This story is in response to Quilly's Assignment #1 -- she will do this every month. She'll give us a prompt, and we write and publish on the 15th of each month. Of course, I almost blew it today because I didn't realize today was the 15th. Sigh. At any rate, join us!
You received a set of clunky, old-fashioned roller skates from the oldest, most eccentric member of your family. The skates appear to be too small, so you try to return them. S/he insists you try them on. You decide to humor him/her. To your amazement the skates fit. Suddenly you are overcome with the urge to skate and … (tell us what happens next in 500 words or less).
I stretch out to enjoy the rhythm of the skates. I’m not paying much attention to my new surroundings as my muscles try to remember how to stay balanced and moving forward.

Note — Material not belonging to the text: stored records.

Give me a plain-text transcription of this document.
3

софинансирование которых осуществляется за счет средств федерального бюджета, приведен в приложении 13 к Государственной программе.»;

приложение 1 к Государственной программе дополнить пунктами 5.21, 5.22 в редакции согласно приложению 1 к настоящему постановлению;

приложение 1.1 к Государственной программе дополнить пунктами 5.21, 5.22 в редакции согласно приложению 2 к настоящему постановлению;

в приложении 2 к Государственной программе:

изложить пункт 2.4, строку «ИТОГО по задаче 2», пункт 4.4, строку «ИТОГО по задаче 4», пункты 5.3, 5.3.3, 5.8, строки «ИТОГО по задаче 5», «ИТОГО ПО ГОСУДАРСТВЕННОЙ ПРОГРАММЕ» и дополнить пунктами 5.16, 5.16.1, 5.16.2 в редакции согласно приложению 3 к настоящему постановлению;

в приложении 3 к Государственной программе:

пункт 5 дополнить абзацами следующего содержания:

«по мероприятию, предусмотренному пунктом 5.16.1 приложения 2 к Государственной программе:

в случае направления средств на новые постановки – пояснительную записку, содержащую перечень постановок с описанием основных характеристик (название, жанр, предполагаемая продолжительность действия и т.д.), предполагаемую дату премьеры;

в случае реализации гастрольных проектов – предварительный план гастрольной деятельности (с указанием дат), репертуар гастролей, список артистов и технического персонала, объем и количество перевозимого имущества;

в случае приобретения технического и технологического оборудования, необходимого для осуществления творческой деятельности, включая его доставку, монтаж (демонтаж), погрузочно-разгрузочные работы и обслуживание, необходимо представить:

When I finally take in the view, I’m nearing some children playing in the dust at the end of the walk. I slow to a crawl and then to a stop.
The children are shooting marbles in a circle. All of them are covered with the dust of the empty lot they play in. They are speaking some language I don’t understand, but they appear to be Indians.
“Excuse me, can any of you tell me where I am?”
The oldest girl looks me in the face. Her eyes widen and she jumps up. She exclaims, “You have the nahinge on your face.” The smaller children gather around the oldest Indian girl, whispering to her fiercely.
My hand flies to my face to cover the birthmark I normally keep hidden by makeup. It’s a port-wine stain and it covers most of the space between my left eye and down to my chin. Since I’ve been living with my sister and her family, I haven’t been covering it. I was in such a hurry to skate this morning I completely forgot.
I feel the hot sting of tears. The humiliation of all of the teasing I endured back in Tennessee comes rushing back. I push away from the children and start down the sidewalk in the opposite direction. But because of the tears I can’t see clearly and stumble over a protrusion in the sidewalk. The next thing I know I’m on my hands and knees, sobbing.
Suddenly a strong arm reaches down to lifts me to my feet. Still embarrassed, I don’t want to look up. More importantly, I don’t want the nice-smelling man attached to the arm to see my face.
“Are you alright, miss?” a kind voice inquires.
“Yes, thank you,” I answer.
“I don’t think I’ve had the pleasure of meeting you. I’m Benson Wilson,” he says.
I am forced by good manners to look him in the eye. I am overwhelmed with the kindness and beauty in the face of this Indian man.
“I’m Lara Williams. I’m sorry if I frightened the children.”
“You didn’t frighten them. In our culture, the mark you have on your face is known as a sign of God’s special favor. They were afraid they offended you. We would like to make it up to you by offering you lemonade at my mother’s home.”
“That would be nice. Are all these children yours?”
His laugh is full of joy, his dark eyes dancing and his gleaming smile wide, “No, they are my nieces and nephews. I am not yet married.”
I relax and smile back. Suddenly I realize that the new start I had hoped for in Indian Territory is beginning right now.
NOTE: The people in this story are real -- distant relatives, although I've changed the names. The young woman really was sent to Oklahoma to live with her sister's family, hoping that the shortage of white women out there would help her find a husband. Instead, she fell in love with an American Indian. They married, but never had children. Her family, other than her sister and brother-in-law, never received her again.